Sometimes when I am working with actors I will set up improvisations, little etudes for them to do. Its a common thing of course. If I set up some basic circumstances for everyone just right, and if I then give the actors some individual guidelines or additional circumstances, the result of what is seen and heard on stage is good, interesting and often surprising, and more often than not entertaining. The actors are usually excited afterwards, invigorated by the work they have just done. "David" the new actor working with me exclaims, "you are such a good instructor! Genius! I am learning so much! I was so involved in what was happening and oh the things I was feeling and thinking on stage when everything was happening the way it did! It was great!" "Oh really?" I say, "I'm a genius? And your learning so much?" "Yes," They say. (My friends from Actor's Gymnasium know what is coming next). "In that case," I say, "do it again." "Do it again?" they ask. "Yes, it was great. You are right. So lets see it again. Do just as you did before." Afterall, one of the characteristics, one of the peculiarities of acting on the stage is that it has to be repeated, rehearsal by rehearsal and then performance by performance. So the actors take to the stage again to repeat the improvisation. Inevitably what happens next is not anywhere near as exciting and alive as that first time they did it. It falls flat. Gone is the literal thinking and problem solving and attention and awareness that they had going the first time. In its place is anticipation and waiting. Gone is the spontaneity of behavior from the first time, replaced by a kind of cliche copy of what happened before. Gone too is my genius, apparently, and everything they thought they had learned. Repitition kills.

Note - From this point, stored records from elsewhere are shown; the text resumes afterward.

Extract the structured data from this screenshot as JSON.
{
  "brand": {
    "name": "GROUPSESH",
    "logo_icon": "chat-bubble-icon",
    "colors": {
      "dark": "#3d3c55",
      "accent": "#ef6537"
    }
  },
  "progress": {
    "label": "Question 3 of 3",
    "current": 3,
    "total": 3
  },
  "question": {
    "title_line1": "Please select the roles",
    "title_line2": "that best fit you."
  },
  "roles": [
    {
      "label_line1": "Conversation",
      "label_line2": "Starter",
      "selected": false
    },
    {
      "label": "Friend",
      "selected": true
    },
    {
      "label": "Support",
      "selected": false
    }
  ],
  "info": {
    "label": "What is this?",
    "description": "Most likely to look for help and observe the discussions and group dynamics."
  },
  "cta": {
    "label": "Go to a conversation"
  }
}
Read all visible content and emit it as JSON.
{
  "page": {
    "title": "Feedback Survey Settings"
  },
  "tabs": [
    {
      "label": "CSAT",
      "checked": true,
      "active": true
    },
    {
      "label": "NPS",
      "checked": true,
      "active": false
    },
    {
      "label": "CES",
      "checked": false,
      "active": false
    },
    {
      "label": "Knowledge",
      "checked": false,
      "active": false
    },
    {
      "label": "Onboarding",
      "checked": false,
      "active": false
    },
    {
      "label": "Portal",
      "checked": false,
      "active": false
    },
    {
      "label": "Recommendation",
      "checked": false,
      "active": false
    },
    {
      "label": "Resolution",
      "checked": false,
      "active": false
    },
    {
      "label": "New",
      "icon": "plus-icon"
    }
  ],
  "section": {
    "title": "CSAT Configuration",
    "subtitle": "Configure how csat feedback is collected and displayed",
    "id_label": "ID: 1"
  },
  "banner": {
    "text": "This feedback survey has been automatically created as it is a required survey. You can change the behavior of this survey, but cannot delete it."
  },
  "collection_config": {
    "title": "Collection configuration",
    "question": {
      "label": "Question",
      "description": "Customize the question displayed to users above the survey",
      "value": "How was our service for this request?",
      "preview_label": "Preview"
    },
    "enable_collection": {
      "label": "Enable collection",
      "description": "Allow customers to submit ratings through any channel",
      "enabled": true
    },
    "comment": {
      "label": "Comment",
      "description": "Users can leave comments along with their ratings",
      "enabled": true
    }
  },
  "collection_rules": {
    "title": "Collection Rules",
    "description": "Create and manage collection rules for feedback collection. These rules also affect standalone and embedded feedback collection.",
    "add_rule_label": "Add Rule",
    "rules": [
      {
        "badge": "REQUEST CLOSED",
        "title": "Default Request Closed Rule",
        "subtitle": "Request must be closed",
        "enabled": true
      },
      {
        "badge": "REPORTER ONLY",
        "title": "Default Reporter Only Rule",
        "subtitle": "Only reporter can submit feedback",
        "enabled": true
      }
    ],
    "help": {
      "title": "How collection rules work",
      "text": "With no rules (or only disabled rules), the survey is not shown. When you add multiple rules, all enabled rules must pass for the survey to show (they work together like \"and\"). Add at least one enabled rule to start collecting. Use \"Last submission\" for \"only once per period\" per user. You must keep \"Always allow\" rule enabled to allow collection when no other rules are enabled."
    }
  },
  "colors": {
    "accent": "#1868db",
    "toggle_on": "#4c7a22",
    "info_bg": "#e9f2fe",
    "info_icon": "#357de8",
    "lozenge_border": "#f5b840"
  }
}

Or does it? More likely it reveals. More than likely what the actor was feeling the first time was a generalized excitement, that thrill of something new happening, and not the flesh and bone sensation of genuine experience based on the set-up, the circumstances and situation as given. The second time around more than likely revealed the actors inability to really make the fictional circumstances meaningful to themselves - meaningful as in making themselves respond and do things behaviorally because of them.
Now student-teacher and teacher-student are at a crossroads. The teacher (me in this example) should be able, as the observer, to identify and articulate specifically how and why this phenomenon of change happened between the first and second times and then be able to give specific and practical suggestions to the actor(s) as to how to proceed in learning how to make those fictional (made-up, pretend) circumstances meaningful to themselves. That is, if the actor has not already sensed it all on their own. In either case, both are hopefully willingly and wanting to succeed in the next steps. There is a profound difference between an actor who has really learned to work actively with his/her living mind-body in relationship to the fictional world of a play, and the actor who hasn't.
In a workshop or classroom setting, we wouldn't expect actors to be exceptional in the results each new time they are taking something on, but we would expect to see, or begin to see, a technique, a craft and purpose developing that takes into consideration the peculiarities and factors of acting for the stage - i.e. the fact thats its based on fiction and the fact that the behavior has to be repeated. Proposing anything short of a concious attempt at that would be making playground activity in the name of acting. And the two do not equate.